Take the American "sandwich", not to be confused with the dainty European concoction of the same name. A sandwich here is a monument to America's love for bigness - so thick you cannot get your month around it without sending part of the contents into your lap. Beg the man behind the deli bar to go easy on the filling and he looks at you as if you were some wimpish idiot. But sandwiches have nothing on the fast food industry, which spends $36bn (pounds 22.8bn) a year on advertising ever vaster servings to an ever more corpulent population.

An item in the Washington Post last week provided some astonishing facts. Remember the curvy old bottle of Coca-Cola? It contained six and a half fluid ounces. The latest monstrosity from the 7-11 grocery chain is the Double Gulp, offering nearly 10 times as much, 64 ounces of coke, equivalent to 800 calories. The diameter of regular pizzas creeps steadily higher, now at around 12 inches. But nothing quite matches the 3lb porterhouse steaks offered by Morton's Steakhouse of Chicago. The Morton's in Washington claims to sell five to 10 a night, and everything gets eaten.

The reason for the onward march of excess is said to be the concept of "value". But instead of offering more for the same price, why not the same for less?

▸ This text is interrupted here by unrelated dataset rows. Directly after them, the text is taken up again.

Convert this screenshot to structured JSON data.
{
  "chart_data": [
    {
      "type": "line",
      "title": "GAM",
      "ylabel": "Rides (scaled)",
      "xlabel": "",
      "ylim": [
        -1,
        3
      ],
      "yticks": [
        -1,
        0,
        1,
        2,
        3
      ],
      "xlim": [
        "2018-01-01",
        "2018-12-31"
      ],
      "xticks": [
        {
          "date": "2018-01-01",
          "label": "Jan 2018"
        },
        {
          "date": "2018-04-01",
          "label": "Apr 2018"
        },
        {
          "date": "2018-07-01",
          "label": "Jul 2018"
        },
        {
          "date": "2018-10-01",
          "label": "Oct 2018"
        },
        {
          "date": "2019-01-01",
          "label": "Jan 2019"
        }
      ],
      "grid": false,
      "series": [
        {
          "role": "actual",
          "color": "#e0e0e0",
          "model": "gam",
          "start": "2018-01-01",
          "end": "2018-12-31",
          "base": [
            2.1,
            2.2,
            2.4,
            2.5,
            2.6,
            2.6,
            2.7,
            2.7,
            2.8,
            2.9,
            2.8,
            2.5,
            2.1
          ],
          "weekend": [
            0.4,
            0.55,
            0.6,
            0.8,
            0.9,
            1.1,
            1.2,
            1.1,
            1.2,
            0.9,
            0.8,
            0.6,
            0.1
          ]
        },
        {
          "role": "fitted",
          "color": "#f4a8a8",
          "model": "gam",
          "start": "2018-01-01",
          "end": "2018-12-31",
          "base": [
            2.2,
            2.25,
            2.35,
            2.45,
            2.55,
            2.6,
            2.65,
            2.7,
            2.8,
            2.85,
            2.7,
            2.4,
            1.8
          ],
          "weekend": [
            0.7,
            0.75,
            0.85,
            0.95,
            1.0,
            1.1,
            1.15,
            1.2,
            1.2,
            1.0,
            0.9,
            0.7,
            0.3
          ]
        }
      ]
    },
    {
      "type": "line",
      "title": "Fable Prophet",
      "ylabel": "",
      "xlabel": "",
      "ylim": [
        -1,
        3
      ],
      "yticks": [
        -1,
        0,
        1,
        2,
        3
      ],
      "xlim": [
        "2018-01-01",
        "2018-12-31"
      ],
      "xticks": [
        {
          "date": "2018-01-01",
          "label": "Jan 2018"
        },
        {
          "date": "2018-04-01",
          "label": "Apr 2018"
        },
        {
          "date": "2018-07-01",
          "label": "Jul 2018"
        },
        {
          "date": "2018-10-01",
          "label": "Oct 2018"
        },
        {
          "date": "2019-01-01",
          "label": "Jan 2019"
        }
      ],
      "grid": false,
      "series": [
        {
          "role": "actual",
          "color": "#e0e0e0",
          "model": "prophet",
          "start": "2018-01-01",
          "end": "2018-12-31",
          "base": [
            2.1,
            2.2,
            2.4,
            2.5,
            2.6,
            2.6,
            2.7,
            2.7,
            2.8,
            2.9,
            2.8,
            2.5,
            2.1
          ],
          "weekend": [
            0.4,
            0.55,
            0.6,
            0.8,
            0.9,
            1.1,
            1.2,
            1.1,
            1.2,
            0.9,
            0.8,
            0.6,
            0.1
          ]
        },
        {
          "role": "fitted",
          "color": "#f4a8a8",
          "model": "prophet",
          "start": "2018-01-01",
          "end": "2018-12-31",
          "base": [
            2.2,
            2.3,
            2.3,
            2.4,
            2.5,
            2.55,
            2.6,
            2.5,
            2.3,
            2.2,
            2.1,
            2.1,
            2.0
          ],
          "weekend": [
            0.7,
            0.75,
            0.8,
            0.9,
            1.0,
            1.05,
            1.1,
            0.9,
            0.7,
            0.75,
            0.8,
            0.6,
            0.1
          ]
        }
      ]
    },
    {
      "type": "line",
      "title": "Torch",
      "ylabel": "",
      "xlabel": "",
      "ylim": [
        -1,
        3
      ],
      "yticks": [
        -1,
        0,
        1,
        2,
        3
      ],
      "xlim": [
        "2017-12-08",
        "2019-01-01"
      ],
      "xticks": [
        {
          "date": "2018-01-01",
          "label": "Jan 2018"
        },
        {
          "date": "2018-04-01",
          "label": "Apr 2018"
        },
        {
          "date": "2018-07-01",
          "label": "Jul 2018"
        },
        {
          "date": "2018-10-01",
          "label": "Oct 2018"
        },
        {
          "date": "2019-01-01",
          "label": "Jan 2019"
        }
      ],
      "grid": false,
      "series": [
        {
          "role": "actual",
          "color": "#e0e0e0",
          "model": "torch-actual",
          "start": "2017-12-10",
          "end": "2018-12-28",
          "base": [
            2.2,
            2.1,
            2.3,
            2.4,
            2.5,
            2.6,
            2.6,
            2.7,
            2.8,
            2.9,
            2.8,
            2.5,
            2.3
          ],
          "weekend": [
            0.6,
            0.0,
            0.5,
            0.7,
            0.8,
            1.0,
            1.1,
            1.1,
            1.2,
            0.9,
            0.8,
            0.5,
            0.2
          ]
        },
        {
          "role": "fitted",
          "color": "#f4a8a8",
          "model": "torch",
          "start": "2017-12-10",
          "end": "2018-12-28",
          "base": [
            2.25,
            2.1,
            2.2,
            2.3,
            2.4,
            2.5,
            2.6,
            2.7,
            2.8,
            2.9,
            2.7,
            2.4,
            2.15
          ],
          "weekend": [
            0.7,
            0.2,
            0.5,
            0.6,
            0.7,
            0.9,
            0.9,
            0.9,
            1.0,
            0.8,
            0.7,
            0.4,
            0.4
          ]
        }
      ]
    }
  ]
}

And the problem reaches the summit of the state. True, George Bush famously loathed broccoli, but even so was as thin as a rake. Not so the 42nd President. "We do fibres and stuff," Hillary Clinton once said in reply to a question about the family eating habits, and for formal entertaining she has replaced high calorie classical French with trendy Californian. But husband Bill, as he is the first to admit, seldom fails to warm to a pile of junk food.

So what happened to the get fit and slim craze? It was always strictly a middle- and upper-class phenomenon. Once upon a time when only the wealthy could afford a full plate, being fat meant being rich. The poor as a rule were thin. In today's US, it is the other way round. And even the stigma of obesity is fading. One poll has found that only 36 per cent of people feel that fat is unattractive. A decade ago, the figure was 55 per cent.

None of which answers Mr Younkin's problem: how to earn the money to pay off his debt. Apparently a New Jersey freak show offered him a job - but on condition he gained 200lb and signed a five-year contract. Even Mr Younkin's weakness for doughnuts didn't stretch to that.